"The world risks a moral catastrophe." The Cameroonian virologist veteran John Nkengasong, head of the African Center for Disease Control and Prevention (CDC-Africa), expressed himself as such. Worried about possible late arrival of the coronavirus vaccines to the continent, he is not the only one in such a state of mind.
"I hope the vaccination campaigns start by April," Nkengasong explains as the second wave is already hitting the continent including South Africa. The fight against time continues. Although Africa is the continent with one of the lowest infections globally, local authorities prefer to remain vigilant. Restrictions have recently been imposed in various states due to this new surge in the pandemic. "In the last week, the Covid-19 infections have increased by 19% and deaths by 26%," underline the CDC-Africa estimates. Since the beginning of the pandemic, Africa has registered 2.7 million cases and 64 thousand deaths.
Of the 54 African states, South Africa has the most serious situation with over a million infections and over 30,000 deaths. It is precisely in the so-called "Rainbow Nation" that the authorities have begun to manage the new coronavirus variant: more lethal and faster in spreading. Internal and external gatherings are prohibited; curfew between 9 PM and 6 AM will be applied together with a ban on alcohol sales, said the South African president, Cyril Ramaphosa. And he added: "Unless we act now and unless we act decisively, the number of new infections will far exceed what we experienced during the first wave, and thousands of more people will lose their lives," he said.
Zimbabwe has announced similar restrictions. In Chad, where the virus has had one of the slightest impacts compared to the rest of the continent (only 2,000 corona virus infections since March), the recent increase in cases has forced the president, Idriss Deby, to impose a night curfew and the obligation to wear a mask. However, it remains very difficult to agree at the African and international level on how to react. Now that vaccination campaigns have been launched in Western countries, Africa is eagerly awaiting experts to make a joint and determined decision. "Unfortunately, most of the decision-making power on who gets ﬁrst access to future COVID-19 vaccines remains in company hands," emphasized the humanitarian organization Doctors Without Borders (MSF) on its website.
One thing is sure: vaccine information must be shared. Most of the authorities and humanitarian agencies on the continent are pushing for African laboratories, such as those in Senegal and South Africa, to produce vaccines themselves, facilitating their distribution and lowering costs.
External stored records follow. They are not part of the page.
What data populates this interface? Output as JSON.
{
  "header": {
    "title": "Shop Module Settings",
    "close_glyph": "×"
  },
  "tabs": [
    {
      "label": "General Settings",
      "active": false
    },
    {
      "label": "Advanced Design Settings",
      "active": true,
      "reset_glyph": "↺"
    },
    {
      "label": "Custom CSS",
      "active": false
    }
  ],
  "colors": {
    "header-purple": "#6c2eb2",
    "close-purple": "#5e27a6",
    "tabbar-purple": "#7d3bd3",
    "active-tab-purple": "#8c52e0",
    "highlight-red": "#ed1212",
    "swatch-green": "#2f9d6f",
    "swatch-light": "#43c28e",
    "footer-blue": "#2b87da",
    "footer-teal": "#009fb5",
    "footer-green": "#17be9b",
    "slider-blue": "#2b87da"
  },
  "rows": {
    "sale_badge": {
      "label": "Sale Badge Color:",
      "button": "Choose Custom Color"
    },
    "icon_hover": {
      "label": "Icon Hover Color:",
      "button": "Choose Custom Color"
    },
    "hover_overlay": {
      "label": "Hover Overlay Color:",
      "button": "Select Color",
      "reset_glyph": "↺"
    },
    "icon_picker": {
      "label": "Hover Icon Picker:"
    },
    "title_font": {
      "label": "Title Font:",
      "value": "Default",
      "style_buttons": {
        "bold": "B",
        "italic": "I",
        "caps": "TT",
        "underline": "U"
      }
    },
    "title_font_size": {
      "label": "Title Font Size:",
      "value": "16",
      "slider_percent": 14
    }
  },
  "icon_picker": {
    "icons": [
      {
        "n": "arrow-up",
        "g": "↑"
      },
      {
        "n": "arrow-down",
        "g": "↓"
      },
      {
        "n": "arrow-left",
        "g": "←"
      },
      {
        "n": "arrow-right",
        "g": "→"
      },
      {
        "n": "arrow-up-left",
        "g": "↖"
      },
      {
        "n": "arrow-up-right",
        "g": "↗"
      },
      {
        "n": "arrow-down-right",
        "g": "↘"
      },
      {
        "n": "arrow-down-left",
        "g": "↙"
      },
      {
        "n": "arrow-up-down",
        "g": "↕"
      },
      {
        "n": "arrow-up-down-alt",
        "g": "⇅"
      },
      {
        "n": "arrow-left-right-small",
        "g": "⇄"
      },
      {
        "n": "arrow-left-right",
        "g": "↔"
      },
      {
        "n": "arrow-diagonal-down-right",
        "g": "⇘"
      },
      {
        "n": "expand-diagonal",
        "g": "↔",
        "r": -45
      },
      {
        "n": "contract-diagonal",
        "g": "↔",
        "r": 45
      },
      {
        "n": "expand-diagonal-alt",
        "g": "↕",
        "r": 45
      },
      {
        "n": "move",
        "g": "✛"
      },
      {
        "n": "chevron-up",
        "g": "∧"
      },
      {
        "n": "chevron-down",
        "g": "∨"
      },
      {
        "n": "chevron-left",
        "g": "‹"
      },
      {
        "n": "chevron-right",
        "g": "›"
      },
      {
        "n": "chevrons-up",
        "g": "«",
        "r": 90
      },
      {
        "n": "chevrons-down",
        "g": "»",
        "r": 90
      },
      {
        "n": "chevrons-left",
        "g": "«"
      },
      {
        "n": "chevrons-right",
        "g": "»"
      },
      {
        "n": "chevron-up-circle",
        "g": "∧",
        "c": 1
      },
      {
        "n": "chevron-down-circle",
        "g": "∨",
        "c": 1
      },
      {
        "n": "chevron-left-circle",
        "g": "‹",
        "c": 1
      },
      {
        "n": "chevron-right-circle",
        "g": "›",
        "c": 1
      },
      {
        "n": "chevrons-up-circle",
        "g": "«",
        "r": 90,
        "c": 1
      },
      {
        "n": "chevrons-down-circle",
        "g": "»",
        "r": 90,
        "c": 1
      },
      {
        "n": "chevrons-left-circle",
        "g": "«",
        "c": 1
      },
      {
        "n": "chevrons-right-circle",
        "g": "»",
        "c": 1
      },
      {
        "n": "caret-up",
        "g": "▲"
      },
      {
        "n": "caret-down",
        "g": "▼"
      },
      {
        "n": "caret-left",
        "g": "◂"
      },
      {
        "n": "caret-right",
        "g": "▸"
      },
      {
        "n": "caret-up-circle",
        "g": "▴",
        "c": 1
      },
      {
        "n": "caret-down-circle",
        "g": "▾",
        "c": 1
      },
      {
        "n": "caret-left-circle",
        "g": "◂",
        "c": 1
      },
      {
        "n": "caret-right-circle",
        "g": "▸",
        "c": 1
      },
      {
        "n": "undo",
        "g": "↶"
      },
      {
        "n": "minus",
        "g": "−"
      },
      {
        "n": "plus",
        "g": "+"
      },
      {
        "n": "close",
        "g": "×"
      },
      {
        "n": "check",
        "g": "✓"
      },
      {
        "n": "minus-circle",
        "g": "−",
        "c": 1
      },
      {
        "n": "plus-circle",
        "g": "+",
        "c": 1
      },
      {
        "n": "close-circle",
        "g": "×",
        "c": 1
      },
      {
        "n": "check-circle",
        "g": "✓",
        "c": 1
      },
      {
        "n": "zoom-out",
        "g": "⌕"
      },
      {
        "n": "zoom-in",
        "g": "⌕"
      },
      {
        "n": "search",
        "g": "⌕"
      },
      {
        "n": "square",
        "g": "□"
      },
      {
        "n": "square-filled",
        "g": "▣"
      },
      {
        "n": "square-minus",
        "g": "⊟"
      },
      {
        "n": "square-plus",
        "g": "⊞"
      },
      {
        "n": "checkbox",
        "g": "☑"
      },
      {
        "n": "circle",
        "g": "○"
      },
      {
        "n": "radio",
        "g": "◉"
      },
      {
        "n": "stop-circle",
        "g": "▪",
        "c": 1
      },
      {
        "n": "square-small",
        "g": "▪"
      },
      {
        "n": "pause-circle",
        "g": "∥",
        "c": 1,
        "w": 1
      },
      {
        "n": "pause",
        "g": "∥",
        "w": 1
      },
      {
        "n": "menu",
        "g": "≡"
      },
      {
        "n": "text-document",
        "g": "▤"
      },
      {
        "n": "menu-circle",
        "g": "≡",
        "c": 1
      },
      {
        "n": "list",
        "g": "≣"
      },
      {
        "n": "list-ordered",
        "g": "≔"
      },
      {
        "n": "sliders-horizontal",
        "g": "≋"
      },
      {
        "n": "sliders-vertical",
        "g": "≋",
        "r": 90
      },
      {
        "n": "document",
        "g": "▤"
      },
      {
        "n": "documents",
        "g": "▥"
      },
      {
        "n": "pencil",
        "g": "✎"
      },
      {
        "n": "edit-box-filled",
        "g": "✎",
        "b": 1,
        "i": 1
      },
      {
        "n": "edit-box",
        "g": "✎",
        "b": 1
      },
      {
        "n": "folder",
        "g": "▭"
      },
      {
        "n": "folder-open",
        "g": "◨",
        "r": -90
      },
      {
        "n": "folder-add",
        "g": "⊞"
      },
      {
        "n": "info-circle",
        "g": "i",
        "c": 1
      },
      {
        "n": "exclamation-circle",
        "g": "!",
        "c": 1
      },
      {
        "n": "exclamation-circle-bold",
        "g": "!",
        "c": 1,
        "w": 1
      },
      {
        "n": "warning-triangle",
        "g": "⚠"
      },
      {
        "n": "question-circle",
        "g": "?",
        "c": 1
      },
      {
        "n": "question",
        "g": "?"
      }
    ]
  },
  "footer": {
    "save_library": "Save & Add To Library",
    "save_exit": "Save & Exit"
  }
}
A health policy that, however, contrasts with the intentions of some Western pharmaceutical companies who prefer to keep certain notions about the vaccine confidential.
"We risk that other foreign powers such as Russia and China will take over with their vaccines of dubious quality" some African health workers admit. This pandemic is taking on an increasingly geopolitical dimension with respect to our continent. Xi Jinping, the Chinese president, had already declared in September that "developing countries, especially Africa, will have priority when Chinese vaccines begin to be distributed."
Less than a month ago, the Kenyan president, Uhuru Kenyatta, had ordered his health minister to "look to China for coronavirus vaccination campaigns." However, vaccination campaigns are not yet underway or planned in over fifty African countries. The Russian Sputnik V vaccine's immunization process began on Thursday in Conakry, the Guinea capital: two million doses of the serum have already arrived from Moscow. An action considered by many, like the Chinese offers, to be equal to a "health colonization."
The absence of a strategy is worrying several scientists in the international community. Also, it is becoming increasingly clear that the Covax Program, promoted by the World Health Organization to take vaccines to the poorest countries, will certainly not satisfy all requests. Especially in the short term.